There's the typical older urban distribution system with separate earth provided by way of the cable armor to allow for a TN-S arrangement. According to the current thinking, the neutral does not need to be disconnected at the installation. But of course, although it's normal to use the supplied earth connection, it's quite possible to employ a TT system by installing an entirely independent earth rod for the house and making no connection to the supplier's provided earth. According to the current regs., this then means that the supply neutral needs to be disconnected along with the live conductor. But in both cases the neutral coming into the house is exactly the same. The same situation applies in the much rarer cases where a separate earth conductor is provided on overhead supplies to permit either a TN-S or a TT arrangement.
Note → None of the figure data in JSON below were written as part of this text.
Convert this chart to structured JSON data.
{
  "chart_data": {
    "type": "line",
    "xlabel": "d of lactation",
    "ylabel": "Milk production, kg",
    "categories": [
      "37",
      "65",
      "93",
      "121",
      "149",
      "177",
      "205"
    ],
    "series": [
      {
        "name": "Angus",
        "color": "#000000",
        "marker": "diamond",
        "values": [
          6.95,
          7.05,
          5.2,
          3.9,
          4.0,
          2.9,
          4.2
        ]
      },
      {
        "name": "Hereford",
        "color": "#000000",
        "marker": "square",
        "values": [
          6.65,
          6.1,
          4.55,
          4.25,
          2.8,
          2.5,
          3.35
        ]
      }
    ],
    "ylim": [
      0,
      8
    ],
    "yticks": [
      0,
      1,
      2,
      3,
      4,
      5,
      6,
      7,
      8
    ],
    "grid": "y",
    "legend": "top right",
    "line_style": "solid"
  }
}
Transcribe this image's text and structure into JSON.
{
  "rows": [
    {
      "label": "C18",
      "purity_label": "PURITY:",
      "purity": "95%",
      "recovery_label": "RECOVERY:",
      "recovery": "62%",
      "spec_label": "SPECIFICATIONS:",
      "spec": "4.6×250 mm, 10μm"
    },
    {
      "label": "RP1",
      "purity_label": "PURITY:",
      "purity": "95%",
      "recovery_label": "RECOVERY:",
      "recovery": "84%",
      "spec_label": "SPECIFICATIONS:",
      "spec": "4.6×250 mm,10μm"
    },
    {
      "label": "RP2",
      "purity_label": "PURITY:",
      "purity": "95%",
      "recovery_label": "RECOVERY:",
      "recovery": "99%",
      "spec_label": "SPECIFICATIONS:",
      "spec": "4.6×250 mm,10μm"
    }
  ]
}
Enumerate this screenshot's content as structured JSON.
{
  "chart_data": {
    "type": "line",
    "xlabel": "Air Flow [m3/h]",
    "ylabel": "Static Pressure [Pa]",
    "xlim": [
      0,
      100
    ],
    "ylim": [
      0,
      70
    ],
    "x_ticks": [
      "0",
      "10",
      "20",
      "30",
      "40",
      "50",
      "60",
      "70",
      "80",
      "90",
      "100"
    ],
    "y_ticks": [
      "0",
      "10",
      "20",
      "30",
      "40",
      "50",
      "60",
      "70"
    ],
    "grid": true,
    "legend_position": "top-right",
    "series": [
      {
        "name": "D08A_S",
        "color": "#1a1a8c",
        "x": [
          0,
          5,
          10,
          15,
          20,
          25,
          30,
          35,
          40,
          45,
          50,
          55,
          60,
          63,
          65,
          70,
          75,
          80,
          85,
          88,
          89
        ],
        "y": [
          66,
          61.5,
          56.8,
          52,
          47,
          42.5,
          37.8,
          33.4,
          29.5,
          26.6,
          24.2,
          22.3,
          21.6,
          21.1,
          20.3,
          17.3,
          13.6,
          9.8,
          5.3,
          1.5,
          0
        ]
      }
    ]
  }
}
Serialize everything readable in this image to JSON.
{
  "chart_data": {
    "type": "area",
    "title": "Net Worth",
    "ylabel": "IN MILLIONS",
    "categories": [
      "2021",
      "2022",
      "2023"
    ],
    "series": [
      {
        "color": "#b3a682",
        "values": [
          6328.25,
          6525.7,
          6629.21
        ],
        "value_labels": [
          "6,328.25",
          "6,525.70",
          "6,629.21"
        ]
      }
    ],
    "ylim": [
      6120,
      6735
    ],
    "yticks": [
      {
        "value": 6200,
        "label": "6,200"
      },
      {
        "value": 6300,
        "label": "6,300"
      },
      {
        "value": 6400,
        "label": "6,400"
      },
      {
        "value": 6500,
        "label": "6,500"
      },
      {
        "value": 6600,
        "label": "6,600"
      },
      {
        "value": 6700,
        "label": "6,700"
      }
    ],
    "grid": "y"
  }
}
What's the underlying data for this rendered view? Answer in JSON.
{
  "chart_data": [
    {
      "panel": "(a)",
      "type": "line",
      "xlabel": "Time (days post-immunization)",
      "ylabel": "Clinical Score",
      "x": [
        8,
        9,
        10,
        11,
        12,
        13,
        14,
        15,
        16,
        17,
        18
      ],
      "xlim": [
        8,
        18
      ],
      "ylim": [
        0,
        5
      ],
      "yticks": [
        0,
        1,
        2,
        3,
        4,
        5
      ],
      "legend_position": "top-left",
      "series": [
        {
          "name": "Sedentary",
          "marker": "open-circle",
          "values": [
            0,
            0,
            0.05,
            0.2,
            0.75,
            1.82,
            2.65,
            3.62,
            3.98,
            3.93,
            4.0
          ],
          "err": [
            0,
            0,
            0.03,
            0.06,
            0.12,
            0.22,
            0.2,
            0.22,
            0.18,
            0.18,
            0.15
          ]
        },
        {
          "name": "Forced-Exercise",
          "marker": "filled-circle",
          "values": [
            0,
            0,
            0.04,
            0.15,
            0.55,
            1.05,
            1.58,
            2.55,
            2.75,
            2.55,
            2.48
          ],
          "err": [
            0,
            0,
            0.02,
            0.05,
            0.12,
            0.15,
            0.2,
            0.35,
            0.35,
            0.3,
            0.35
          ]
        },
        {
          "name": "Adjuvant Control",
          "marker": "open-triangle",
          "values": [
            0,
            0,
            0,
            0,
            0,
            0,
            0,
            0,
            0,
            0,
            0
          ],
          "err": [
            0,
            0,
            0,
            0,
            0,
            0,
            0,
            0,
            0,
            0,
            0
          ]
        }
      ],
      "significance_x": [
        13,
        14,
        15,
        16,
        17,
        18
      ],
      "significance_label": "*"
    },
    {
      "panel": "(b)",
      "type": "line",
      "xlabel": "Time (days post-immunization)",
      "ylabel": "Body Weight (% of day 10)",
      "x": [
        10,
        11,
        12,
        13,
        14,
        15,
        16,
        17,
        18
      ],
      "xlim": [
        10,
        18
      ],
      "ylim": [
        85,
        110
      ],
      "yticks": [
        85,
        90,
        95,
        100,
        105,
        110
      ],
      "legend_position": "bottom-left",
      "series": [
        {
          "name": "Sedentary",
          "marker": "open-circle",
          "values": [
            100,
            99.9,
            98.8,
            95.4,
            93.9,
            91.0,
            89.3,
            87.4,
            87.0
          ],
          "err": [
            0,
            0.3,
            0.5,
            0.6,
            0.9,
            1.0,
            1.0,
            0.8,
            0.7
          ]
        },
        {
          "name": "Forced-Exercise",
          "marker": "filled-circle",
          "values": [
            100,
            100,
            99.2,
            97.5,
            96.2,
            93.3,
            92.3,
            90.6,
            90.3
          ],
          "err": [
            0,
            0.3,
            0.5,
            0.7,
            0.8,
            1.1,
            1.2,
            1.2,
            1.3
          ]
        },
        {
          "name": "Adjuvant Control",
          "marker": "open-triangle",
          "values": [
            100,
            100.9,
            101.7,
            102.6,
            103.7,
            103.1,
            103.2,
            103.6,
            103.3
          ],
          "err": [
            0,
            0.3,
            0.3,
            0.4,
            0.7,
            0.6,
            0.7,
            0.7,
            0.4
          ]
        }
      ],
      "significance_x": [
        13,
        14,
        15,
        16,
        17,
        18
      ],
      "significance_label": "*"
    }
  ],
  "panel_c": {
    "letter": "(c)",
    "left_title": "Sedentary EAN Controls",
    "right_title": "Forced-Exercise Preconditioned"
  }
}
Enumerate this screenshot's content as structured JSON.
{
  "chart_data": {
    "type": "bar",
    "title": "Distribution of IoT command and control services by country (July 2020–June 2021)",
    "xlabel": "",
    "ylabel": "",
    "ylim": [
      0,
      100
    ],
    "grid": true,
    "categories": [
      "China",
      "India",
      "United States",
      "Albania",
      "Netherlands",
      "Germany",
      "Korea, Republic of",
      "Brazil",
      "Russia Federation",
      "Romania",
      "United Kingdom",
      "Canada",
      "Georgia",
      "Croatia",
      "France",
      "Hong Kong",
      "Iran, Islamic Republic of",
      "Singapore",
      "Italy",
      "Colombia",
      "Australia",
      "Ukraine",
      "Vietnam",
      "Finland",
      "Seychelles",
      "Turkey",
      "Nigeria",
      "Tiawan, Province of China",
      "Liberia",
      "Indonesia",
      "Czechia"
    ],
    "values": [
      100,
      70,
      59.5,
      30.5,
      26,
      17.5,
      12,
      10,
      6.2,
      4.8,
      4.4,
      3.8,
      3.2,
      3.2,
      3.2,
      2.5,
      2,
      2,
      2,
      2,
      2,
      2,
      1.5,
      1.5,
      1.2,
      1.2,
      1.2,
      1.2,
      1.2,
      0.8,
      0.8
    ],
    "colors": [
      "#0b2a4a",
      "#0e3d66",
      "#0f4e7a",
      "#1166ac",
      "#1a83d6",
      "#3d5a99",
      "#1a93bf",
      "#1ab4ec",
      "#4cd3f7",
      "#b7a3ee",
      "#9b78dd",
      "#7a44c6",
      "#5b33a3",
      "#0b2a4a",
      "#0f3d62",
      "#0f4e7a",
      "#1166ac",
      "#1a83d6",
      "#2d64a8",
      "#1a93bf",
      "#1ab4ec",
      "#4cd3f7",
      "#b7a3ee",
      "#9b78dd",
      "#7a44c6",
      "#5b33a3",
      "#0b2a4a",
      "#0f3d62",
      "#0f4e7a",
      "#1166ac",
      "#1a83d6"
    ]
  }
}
There the possibility of no PME and all installations having to be TT, as was once common in rural areas. If the supply neutral is still earthed only at the transformer, then it's effectively little different (in terms of what could happen to the neutral due to faults etc.) from the previous case. Yet the current thinking treats these differently by requiring the neutral to be disconnected in one case but not other other.

Then there is PME. The house installation could be connected to the network as TN-C-S, in which case the rules say that the neutral doesn't need to be disconnected. But don't use the supplier's earth provision to the neutral and use a local rod instead to make it TT, and then the neutral does need to be disconnected, even though it's exactly the same neutral from the same supply cable as you'd be using if you'd opted to go with TN-C-S.

And of course that's all on top of that long-standing 2-wire versus other types of service. If it's acceptable for the main switch to open just the live conductors of a 3-wire or 3-phase supply, with provision to isolate neutral by way of a separable link, then why isn't that just as acceptable for a simple 2-wire supply? Again, whether the supplying network is PME or not, or whether the installation is arranged to result in a TN or a TT system makes no difference to the fact that the incoming neutral to a 2-wire 240V house service is from exactly the same neutral on the lines outside which can be feeding a 3-wire 240/480V or 3-phase 240/415V service next door.

None of this makes a whole lot of sense!